The U.S, Japan team studied movement of single-molecules of rotaxane. Images shows movement of ring to different stations along the rod.
Rotaxanes are tiny, mechanically interlocked structures that consist of a dumbell-shaped molecule whose rod section is encircled by a ring. These structures behave as molecular "machines," with the ring moving along the rod from one station to another when stimulated by a chemical reaction, light or acidity.
But before scientists and commercial firms can tap the potential of these molecular machines, they need to better understand and to measure their function at the nanoscale.
Previous methods for observing the workings of these molecules have used chemical measurements in solution or looked at studying collections of the molecules attached to a surface. But these approaches were not able to provide researchers a detailed picture of how these molecules function in environments that would be relevant to molecular-device operation.
Looking Into the Single-Molecule Machine
The team is led by Paul Weiss from UCLA and Fraser Stoddart from Northwestern University.
Paul Weiss, distinguished professor of chemistry and biochemistry, holds UCLA's Fred Kavli Chair in Nanosystems Sciences and is director of the California NanoSystems Institute (CNSI) at UCLA. Fraser Stoddart is the Board of Trustees Professor of Chemistry and director of the Center for the Chemistry of Integrated Systems (CCIS) at Northwestern University.
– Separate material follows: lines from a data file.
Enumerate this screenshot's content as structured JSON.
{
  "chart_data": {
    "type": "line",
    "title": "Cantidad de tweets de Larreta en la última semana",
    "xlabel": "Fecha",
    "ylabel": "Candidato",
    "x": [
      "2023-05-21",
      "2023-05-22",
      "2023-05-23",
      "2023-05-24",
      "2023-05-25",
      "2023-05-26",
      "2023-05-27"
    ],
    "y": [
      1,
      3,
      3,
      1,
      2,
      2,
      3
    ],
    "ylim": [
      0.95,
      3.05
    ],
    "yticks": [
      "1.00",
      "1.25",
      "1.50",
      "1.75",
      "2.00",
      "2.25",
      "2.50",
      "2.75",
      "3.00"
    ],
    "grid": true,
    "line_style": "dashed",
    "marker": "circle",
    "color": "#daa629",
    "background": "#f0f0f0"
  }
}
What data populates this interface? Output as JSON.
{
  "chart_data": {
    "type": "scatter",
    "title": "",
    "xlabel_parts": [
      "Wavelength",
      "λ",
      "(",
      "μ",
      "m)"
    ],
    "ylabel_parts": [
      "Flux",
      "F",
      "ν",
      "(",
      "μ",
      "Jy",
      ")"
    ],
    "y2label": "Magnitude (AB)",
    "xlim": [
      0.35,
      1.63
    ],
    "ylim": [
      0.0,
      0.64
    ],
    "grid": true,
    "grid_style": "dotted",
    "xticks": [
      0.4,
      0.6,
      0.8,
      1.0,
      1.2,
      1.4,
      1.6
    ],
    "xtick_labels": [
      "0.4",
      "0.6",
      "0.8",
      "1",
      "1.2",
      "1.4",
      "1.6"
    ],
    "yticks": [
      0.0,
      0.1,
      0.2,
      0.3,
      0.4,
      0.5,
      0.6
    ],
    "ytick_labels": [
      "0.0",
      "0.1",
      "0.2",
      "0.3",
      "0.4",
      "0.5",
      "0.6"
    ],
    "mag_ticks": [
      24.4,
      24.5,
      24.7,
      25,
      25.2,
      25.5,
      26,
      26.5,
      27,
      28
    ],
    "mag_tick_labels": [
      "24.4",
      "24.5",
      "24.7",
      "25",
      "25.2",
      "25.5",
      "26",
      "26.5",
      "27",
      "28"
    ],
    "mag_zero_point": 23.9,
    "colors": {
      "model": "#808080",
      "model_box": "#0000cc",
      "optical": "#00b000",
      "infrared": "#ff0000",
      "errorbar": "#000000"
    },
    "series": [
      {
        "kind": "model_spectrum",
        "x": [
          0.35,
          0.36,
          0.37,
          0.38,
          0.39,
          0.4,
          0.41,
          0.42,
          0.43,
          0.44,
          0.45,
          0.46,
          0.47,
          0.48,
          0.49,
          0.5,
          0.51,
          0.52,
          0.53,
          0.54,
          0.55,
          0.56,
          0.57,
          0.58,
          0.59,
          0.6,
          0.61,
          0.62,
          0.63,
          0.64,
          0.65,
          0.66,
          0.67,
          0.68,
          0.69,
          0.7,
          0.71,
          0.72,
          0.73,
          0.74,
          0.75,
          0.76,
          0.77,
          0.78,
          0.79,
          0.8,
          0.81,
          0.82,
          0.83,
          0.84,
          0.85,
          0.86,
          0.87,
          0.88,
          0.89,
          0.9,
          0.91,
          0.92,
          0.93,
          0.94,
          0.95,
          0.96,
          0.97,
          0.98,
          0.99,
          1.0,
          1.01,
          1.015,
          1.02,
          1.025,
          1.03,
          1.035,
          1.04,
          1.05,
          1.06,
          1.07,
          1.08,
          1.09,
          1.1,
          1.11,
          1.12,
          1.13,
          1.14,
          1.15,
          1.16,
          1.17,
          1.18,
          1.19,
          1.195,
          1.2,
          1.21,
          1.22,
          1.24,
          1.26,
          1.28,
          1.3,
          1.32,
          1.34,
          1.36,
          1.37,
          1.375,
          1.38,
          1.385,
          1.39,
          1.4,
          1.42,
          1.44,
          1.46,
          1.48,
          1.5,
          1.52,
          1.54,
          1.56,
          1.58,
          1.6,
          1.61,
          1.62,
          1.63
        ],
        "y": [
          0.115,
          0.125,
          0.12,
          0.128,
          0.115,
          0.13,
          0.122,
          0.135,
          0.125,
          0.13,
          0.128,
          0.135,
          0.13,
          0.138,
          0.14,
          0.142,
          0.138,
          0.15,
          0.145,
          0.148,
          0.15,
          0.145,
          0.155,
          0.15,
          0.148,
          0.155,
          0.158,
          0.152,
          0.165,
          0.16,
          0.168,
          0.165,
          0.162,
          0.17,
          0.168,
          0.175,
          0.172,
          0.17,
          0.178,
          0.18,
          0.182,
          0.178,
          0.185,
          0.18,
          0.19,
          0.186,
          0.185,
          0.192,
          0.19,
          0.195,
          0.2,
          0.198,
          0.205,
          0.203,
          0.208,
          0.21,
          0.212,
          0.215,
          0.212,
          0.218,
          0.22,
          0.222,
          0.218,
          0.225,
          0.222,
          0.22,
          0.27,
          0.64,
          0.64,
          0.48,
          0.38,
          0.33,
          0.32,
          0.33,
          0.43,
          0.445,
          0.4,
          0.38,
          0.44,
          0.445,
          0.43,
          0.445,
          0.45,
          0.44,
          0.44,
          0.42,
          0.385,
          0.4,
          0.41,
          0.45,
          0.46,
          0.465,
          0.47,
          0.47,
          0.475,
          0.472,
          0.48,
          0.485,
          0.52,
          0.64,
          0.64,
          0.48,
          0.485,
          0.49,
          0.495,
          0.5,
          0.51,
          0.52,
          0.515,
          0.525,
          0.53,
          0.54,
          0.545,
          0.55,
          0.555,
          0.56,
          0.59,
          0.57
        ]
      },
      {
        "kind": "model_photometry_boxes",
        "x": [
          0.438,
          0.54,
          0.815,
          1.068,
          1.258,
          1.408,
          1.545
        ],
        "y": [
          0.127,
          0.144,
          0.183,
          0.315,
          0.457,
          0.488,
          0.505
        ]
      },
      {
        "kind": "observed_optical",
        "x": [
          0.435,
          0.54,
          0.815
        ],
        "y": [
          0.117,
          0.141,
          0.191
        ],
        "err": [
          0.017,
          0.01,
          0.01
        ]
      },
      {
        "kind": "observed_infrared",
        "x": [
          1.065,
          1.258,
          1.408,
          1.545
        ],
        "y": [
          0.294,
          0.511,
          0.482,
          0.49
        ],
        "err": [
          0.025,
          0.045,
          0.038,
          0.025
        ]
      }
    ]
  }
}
The team developed a molecular design that firmly attached rotaxanes to a surface. This approach enabled the team to examine individual rotaxanes in their native environment using a scanning tunneling microscope (STM). As a result, the team was able to record station changes by the rotaxanes' rings along their rods in response to electrochemical signals.
The work was funded by the National Science Foundation, the Semiconductor Research Corporation and the Kavli Foundation. The team's findings are published in the journal ACS Nano.